Anc2Vec ComplexityΒΆ
Note
Lookup: O(1) per GO term (hash table). Batch lookup: O(N) in the number of GO terms.
The anc2vec index is a 200-dimensional float32 embedding matrix for the GO release of 2020-10-06, loaded once into RAM and accessed via a Python dict (hash table). Single-term lookup is O(1); the batch variant allocates an (N, 200) output matrix and fills it row-by-row, so it is O(N) in the number of requested GO terms. The full index occupies approximately 25 MB in RAM.
The implementation is in protea_method.anc2vec (extracted from
protea/core/anc2vec_embeddings.py):
def get_index(path: str | None = None) -> Anc2VecIndex:
"""Return a process-wide singleton index keyed by path.
Resolves the default path through env var > repo-relative fallback
when no path is passed. See the module docstring for the full
contract and operator-facing failure mode.
"""
if path is not None:
return _get_index_lib(path)
return _get_index_lib(str(_resolve_default_path()))
Runtime characteristics
The @lru_cache(maxsize=2) decorator on get_index ensures the
index is loaded from disk once per process (keyed by path), after which
all downstream callers share the same in-memory object. The .npz
file is loaded with np.load(..., allow_pickle=True); the embeddings
array is made contiguous with np.ascontiguousarray so that
column-slicing in batch() avoids copies.
Usage in the export pipeline
During feature engineering, batch() is called for the transferred GO
terms of each (query, reference) pair. For k = 5 neighbours and T ~ 30
GO terms per pair, a single query generates 150 anc2vec lookups.

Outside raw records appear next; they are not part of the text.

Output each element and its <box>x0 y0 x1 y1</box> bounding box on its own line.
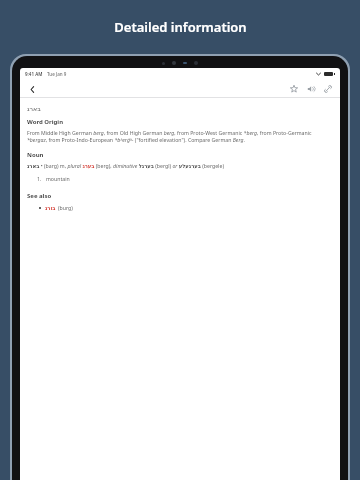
staticText: See also <box>27 192 52 200</box>
button[interactable]: Favorite <box>285 80 302 97</box>
staticText: Word Origin <box>27 118 64 126</box>
staticText: בארג • (barg) m, plural בערג (berg), dim… <box>27 162 224 169</box>
staticText: 1. <box>37 175 42 182</box>
staticText: בורג <box>45 205 56 211</box>
button[interactable]: Share link <box>319 80 336 97</box>
staticText: mountain <box>46 175 70 182</box>
staticText: Detailed information <box>114 18 247 36</box>
button[interactable]: Listen <box>302 80 319 97</box>
button[interactable]: בורג <box>45 204 73 211</box>
staticText: בארג <box>27 105 41 112</box>
staticText: Tue Jan 9 <box>47 71 67 77</box>
staticText: From Middle High German berg, from Old H… <box>27 129 333 143</box>
staticText: 9:41 AM <box>25 71 43 77</box>
staticText: (burg) <box>58 204 73 211</box>
staticText: Noun <box>27 151 44 159</box>
button[interactable]: Back <box>24 81 40 97</box>
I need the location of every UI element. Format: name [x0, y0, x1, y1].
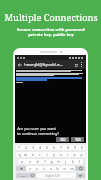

Across q ~ 5000 queries per aspect this is 750k lookups per KNN call,
all O(1) via the hash table, typically completing in milliseconds.
Artifact path
The NPZ file lives at PROTEA/artifacts/anc2vec/anc2vec_2020-10.npz
and is resolved at runtime by the PROTEA_METHOD_ANC2VEC_PATH
environment variable (or PROTEA_ANC2VEC_PATH in the PROTEA worker
context). The embedding dimension is 200 (not 256; verify with
Anc2VecIndex.dim before consuming it downstream).
Cross-reference
Thesis Ch. 5.3 covers the role of anc2vec features in the LightGBM ensemble and the GeOKG no-go decision (2026-05-17): anc2vec remains the default GO embedding until a full-text Fmax gain greater than 0.005 can be demonstrated.